By Loretta Weinberg | February 5, 2019 |

I’ve known Babs for a long time.

She was in my office when I got the call from the delivery room that my first grandchild had been born – that baby is now 15 years old. At that moment, Babs shared with me that she was actually a grandfather because she had grandchildren who knew her before her transition. Just recently, though, she told me she had a new grandchild who will grow up knowing her only as grandma.

In many ways, her story mirrors our story as a state and as a nation. In a lifespan, a relatively short period of time, the rights for and inclusion of the LGBTQ community have traveled a remarkable distance. That is not to say we don’t have a ways to go, but we are here, in large part, thanks to the unwavering leadership of Babs Siperstein and people like her.

She made her official transition from Barry to Barbra in 2000, when she was 50 years old. Her advocacy from that point on, as though she was making up for lost time, did not stop. Her pursuit of equality and justice led her to the apex of this country’s institutions with one unabashed and uncompromising message: equal rights and equal protections under the law, for all.

In 2006, Babs spearheaded the addition of gender identity to New Jersey’s Law Against Discrimination. Just as a person cannot be fired for the color of their skin, largely thanks to Babs, they also cannot be fired or discriminated against because of the gender by which they identify.

Today, I remember fondly the night in February, 2007, when I presided over the civil union of Steven Goldstein and Daniel Gross – the first civil union in the state. Babs was involved in the original coalition led by Steven Goldstein that championed the first domestic partnership bill. It may seem like a tiny step now, compared to today’s standards of full marriage equality, but it was a major victory at the time.

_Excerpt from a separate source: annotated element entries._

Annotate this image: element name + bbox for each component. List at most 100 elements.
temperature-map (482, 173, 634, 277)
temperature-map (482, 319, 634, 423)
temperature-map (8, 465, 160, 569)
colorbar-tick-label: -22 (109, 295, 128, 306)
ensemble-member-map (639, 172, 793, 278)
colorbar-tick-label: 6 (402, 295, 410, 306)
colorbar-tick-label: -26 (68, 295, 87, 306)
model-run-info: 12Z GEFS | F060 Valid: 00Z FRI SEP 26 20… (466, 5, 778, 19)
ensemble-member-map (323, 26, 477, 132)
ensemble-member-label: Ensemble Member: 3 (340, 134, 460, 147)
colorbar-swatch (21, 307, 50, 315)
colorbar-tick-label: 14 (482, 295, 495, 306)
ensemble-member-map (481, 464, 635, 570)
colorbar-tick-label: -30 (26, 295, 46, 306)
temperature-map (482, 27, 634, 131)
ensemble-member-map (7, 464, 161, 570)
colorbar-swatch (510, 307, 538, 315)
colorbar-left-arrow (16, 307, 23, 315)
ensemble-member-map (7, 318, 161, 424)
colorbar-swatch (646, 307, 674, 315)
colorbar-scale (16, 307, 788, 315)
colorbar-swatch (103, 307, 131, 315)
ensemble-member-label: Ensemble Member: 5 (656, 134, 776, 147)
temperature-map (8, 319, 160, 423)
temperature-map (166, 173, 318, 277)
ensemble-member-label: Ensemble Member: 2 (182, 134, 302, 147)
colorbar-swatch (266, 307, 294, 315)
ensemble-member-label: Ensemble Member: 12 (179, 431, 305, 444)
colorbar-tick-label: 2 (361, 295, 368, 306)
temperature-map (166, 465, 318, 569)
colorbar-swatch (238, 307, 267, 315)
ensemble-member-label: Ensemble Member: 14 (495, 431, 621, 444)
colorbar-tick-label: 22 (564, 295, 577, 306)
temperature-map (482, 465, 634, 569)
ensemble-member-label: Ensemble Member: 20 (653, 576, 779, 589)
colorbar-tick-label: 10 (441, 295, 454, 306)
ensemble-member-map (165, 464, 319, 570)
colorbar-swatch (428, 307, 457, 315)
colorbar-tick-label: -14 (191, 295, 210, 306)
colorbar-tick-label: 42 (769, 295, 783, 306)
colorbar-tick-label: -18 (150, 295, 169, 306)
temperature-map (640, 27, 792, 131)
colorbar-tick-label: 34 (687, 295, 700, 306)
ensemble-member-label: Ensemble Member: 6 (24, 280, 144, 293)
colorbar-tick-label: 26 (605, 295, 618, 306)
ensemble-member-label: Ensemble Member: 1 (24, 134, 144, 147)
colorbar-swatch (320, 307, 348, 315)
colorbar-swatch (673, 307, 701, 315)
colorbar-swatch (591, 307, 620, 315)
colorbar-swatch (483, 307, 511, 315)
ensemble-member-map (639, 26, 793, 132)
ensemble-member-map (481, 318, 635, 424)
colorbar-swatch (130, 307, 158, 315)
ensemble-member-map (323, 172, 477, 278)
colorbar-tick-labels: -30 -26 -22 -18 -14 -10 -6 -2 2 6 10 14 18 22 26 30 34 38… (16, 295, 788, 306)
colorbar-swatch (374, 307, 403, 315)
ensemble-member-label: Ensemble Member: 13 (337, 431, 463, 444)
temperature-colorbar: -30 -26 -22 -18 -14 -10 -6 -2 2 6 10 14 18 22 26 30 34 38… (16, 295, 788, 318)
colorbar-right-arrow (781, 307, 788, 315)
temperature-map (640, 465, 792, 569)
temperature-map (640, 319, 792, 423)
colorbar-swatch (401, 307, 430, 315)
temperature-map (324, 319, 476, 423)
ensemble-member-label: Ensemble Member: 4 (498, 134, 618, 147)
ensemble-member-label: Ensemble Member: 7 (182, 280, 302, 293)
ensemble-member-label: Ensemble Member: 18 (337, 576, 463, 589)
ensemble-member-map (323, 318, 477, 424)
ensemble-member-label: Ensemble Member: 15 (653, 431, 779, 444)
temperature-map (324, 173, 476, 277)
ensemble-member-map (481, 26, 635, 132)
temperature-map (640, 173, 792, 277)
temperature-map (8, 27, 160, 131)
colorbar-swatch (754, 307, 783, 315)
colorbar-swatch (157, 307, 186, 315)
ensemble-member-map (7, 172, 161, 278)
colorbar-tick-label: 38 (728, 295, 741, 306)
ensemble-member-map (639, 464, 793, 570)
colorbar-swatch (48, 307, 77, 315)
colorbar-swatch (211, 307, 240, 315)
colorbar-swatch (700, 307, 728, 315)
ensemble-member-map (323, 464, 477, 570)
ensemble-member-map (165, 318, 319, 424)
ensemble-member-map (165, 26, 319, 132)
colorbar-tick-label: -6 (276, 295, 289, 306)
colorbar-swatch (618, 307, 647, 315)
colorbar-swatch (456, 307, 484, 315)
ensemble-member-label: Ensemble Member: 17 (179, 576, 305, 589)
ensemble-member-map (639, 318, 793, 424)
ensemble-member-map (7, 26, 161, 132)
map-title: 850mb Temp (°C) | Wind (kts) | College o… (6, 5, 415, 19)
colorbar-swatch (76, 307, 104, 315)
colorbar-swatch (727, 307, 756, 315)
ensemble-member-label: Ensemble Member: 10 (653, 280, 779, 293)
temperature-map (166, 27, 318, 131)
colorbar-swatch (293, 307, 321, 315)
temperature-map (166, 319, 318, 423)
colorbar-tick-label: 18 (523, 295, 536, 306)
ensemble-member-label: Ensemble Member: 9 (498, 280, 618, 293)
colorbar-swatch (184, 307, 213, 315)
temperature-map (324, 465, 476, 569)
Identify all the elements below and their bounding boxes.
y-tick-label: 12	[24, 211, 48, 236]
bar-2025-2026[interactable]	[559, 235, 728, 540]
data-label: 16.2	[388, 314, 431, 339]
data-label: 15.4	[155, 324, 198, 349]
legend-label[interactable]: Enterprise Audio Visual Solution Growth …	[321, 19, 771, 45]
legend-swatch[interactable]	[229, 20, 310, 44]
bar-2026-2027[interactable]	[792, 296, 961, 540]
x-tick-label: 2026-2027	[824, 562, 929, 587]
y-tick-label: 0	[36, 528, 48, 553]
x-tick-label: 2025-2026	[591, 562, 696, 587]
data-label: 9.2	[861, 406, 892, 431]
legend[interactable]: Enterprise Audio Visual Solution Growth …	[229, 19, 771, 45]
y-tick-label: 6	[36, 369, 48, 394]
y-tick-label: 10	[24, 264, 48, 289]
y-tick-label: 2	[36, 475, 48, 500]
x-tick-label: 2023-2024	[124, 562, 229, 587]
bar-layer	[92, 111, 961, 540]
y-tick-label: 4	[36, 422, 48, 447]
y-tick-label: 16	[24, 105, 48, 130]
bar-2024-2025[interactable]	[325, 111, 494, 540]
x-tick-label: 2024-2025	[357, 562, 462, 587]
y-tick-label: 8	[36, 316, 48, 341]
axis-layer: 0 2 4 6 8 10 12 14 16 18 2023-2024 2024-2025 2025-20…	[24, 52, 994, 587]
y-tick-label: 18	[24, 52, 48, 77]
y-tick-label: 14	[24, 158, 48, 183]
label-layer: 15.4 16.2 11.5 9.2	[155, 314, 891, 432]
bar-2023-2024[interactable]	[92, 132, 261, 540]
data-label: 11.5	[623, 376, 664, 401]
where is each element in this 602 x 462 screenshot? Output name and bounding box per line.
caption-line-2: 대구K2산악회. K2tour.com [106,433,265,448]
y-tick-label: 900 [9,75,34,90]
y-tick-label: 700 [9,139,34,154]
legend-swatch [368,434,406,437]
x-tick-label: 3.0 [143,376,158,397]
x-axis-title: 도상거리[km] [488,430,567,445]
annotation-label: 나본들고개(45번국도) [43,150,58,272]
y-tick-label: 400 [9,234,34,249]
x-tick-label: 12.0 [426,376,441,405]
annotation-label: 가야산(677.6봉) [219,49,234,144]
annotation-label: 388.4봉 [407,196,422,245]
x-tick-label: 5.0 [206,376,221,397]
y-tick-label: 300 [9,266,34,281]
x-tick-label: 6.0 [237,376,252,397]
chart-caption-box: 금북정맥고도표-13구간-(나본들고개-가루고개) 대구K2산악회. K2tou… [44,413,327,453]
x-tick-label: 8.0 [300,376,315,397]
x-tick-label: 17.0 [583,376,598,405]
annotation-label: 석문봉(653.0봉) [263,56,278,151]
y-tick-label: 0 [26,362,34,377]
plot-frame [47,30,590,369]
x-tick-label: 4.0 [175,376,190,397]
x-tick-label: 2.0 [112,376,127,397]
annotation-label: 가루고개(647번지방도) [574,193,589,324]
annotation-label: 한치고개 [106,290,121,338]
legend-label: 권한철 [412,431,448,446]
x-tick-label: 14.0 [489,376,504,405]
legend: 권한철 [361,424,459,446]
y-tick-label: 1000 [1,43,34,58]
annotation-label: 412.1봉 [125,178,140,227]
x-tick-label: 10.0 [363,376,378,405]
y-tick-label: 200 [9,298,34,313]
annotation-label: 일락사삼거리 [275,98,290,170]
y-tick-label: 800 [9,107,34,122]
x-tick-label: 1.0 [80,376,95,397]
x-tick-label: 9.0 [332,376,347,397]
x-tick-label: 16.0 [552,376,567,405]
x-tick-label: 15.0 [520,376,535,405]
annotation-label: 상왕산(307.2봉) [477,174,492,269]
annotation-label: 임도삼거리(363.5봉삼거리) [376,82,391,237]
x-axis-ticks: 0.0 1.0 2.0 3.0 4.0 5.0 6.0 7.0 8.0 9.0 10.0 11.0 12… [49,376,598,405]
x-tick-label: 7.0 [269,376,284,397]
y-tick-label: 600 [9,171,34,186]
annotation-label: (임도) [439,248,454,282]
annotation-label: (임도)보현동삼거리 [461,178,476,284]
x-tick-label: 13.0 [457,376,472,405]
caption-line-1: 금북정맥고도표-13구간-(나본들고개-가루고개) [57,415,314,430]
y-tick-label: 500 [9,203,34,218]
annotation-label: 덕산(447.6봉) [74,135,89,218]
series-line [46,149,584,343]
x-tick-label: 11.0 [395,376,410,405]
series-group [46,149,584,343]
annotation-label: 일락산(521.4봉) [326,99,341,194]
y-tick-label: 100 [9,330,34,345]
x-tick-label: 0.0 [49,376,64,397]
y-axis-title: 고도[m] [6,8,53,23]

As one of just 24 nationally recognized LGBTQ civil rights activists, in 2009, she co-authored the “Dallas Principles,” a set of eight guiding principles to achieve full LGBT equality. The first principle, of which, embodies the tenacity of Babs Siperstein: “Full civil rights for lesbian, gay, bisexual and transgender individuals must be enacted now. Delay and excuses are no longer acceptable.”

For those who knew Babs, the second principle reads as her own personal constitution: “We will not leave any part of our community behind”.

She spent her time, in her words, “showing up.” As part of more organizations and commissions than I can list here, including Garden State Equality and the New Jersey Stonewall Democrats, she eventually became the first openly transgendered member of the Democratic National Committee.

Of course, I would be remiss to leave out the New Jersey state law that bears her name. The Babs Sipertein Law was passed last year but just went into effect Feb. 1. The law makes it easier for people to change their official birth certificate to match their gender identity.

As statements pour in from all over the state, and the country, I remember both a giant of the LGBTQ community and a friend. Babs led her life with courage and authenticity. Through her example, she taught the rest of us about true equality.

She will be sorely missed by her friends and family, as a grandmother (and as a grandfather). Her legacy lives on and cannot be forgotten because we feel it every day. It is felt by all of us, transgendered or not, because we all benefit from a fairer, more inclusive and more just society.

If her passing can bring to mind one final thing, beyond her stunning achievements and her magnetic personality, let it be a reminder of all the work we have yet to do. The journey towards equality continues, there is still a long way to go. Lucky for us, we have Babs’ example as a guide.

Loretta Weinberg is the state Senate Majority Leader.